Lynx Analytics develops a big graph analysis engine on top of Apache Spark. One of our recent developments is a recurrent neural network library that learns from the structure of the graph in order to predict missing features of vertices.
A real-life use case is demographic estimation where the task is to predict the age of different customers of a telco by exploring their connections to other people, the age of those people and other classical features like internet or phone usage patterns.
One of the main challenges we faced was to develop a training process for our purposes. The usual way of training a supervised learning algorithm considers each vertex as an independent prediction problem. But due to the use of connections between the vertices in our algorithm we cannot treat vertices independently. On the other hand, if you consider the whole graph as one problem, then you do not have any separate training data at all. In this talk we will show some tricks that we used in order to perform the prediction and the training process on the same graph.
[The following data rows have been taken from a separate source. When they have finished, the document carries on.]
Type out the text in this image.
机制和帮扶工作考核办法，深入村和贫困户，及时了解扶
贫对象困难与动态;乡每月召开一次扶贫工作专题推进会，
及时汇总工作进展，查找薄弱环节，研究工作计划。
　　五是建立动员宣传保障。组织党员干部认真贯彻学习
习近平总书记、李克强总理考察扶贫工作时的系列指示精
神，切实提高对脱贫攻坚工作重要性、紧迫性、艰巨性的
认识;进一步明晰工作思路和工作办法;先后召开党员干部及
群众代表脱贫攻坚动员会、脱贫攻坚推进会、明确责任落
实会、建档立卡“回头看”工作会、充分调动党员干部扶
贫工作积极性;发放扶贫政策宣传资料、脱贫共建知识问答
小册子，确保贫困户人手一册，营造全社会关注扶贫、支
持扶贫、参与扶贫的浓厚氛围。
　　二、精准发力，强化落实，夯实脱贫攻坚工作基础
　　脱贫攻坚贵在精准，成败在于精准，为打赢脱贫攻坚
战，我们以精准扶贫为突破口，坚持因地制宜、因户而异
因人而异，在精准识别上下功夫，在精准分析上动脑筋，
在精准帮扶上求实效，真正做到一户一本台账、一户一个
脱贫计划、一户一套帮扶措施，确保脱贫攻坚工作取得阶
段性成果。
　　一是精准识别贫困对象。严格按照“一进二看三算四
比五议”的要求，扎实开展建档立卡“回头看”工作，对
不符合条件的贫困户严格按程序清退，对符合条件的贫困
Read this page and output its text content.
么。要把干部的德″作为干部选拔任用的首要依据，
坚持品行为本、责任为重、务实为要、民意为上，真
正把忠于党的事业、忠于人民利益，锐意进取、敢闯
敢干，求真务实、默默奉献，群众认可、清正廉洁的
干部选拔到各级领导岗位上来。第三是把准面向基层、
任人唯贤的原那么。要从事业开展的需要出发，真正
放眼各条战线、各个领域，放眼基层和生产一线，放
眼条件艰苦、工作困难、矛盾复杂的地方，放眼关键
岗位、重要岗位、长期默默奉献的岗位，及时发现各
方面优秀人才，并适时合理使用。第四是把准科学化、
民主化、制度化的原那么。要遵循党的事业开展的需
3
The other main challenge is to handle graphs so big that they do not fit into the memory of a single machine and perform really resource-intensive computations on them. To tackle this problem it is necessary to store and make computations on the graph distributedly. The difficulty of this is that we cannot just simply cut the graph into smaller pieces since we need to propagate data via the edges for the training process.
In the talk we will show core algorithmic ideas to tackle the above-mentioned problems and present some experimental results.
Hanna Gábor is currently working as a Software Engineer at Lynx Analytics R&D. Besides this she is attending a Master's degree program in Mathematics at the Eötvös Loránd University in Budapest, Hungary.